Evaluating the comparability of patient-level social risk data extracted from electronic health records: A systematic scoping review

Gaia H Linfield et al. Health Informatics J. 2023 Jul-Sep.
Free article

Abstract

Objective: To evaluate how and from where social risk data are extracted from EHRs for research purposes, and how observed differences may impact study generalizability. Methods: Systematic scoping review of peer-reviewed literature that used patient-level EHR data to assess 1 ± 6 social risk domains: housing, transportation, food, utilities, safety, social support/isolation. Results: 111/9022 identified articles met inclusion criteria. By domain, social support/isolation was most often included (N = 68/111), predominantly defined by marital/partner status (N = 48/68) and extracted from structured sociodemographic data (N = 45/48).
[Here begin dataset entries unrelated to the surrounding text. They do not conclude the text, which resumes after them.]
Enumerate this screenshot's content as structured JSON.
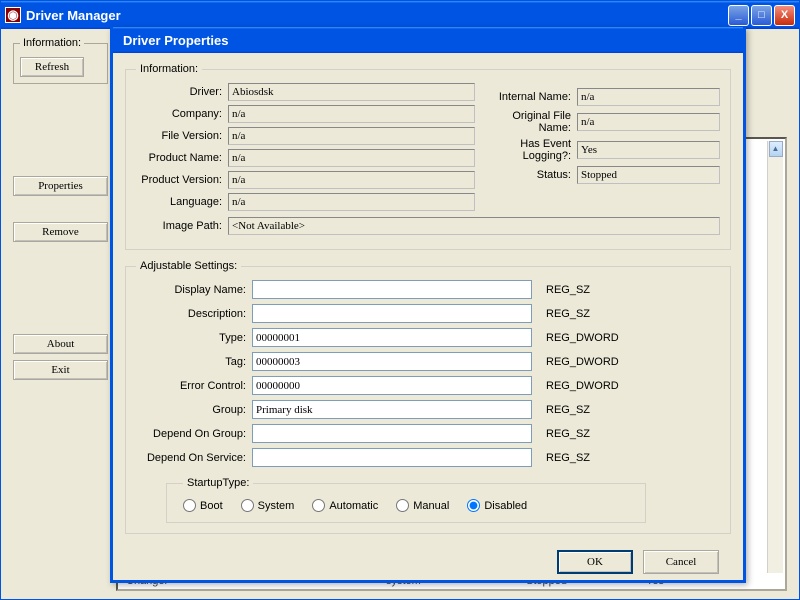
{
  "main": {
    "title": "Driver Manager",
    "info_legend": "Information:",
    "refresh": "Refresh",
    "properties": "Properties",
    "remove": "Remove",
    "about": "About",
    "exit": "Exit",
    "behind_row": {
      "c1": "Changer",
      "c2": "system",
      "c3": "Stopped",
      "c4": "Yes"
    }
  },
  "dialog": {
    "title": "Driver Properties",
    "info_legend": "Information:",
    "adj_legend": "Adjustable Settings:",
    "startup_legend": "StartupType:",
    "ok": "OK",
    "cancel": "Cancel",
    "info": {
      "driver_label": "Driver:",
      "driver": "Abiosdsk",
      "company_label": "Company:",
      "company": "n/a",
      "filever_label": "File Version:",
      "filever": "n/a",
      "prodname_label": "Product Name:",
      "prodname": "n/a",
      "prodver_label": "Product Version:",
      "prodver": "n/a",
      "language_label": "Language:",
      "language": "n/a",
      "image_label": "Image Path:",
      "image": "<Not Available>",
      "internal_label": "Internal Name:",
      "internal": "n/a",
      "origfile_label": "Original File Name:",
      "origfile": "n/a",
      "evlog_label": "Has Event Logging?:",
      "evlog": "Yes",
      "status_label": "Status:",
      "status": "Stopped"
    },
    "adj": {
      "display_label": "Display Name:",
      "display": "",
      "display_t": "REG_SZ",
      "desc_label": "Description:",
      "desc": "",
      "desc_t": "REG_SZ",
      "type_label": "Type:",
      "type": "00000001",
      "type_t": "REG_DWORD",
      "tag_label": "Tag:",
      "tag": "00000003",
      "tag_t": "REG_DWORD",
      "err_label": "Error Control:",
      "err": "00000000",
      "err_t": "REG_DWORD",
      "group_label": "Group:",
      "group": "Primary disk",
      "group_t": "REG_SZ",
      "deg_label": "Depend On Group:",
      "deg": "",
      "deg_t": "REG_SZ",
      "des_label": "Depend On Service:",
      "des": "",
      "des_t": "REG_SZ"
    },
    "startup": {
      "boot": "Boot",
      "system": "System",
      "automatic": "Automatic",
      "manual": "Manual",
      "disabled": "Disabled",
      "selected": "disabled"
    }
  }
}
Housing risk was defined primarily by homelessness (N = 39/49). Structured housing data was extracted most from billing codes and screening tools (N = 15/30, 13/30, respectively). Across domains, data were predominantly sourced from structured fields (N = 89/111) versus unstructured free text (N = 32/111). Conclusion: We identified wide variability in how social domains are defined and extracted from EHRs for research. More consistency, particularly in how domains are operationalized, would enable greater insights across studies.

Keywords: data mining; electronic health records; machine learning; social determinants of health; social domains; social risk factors; structured data; unstructured data.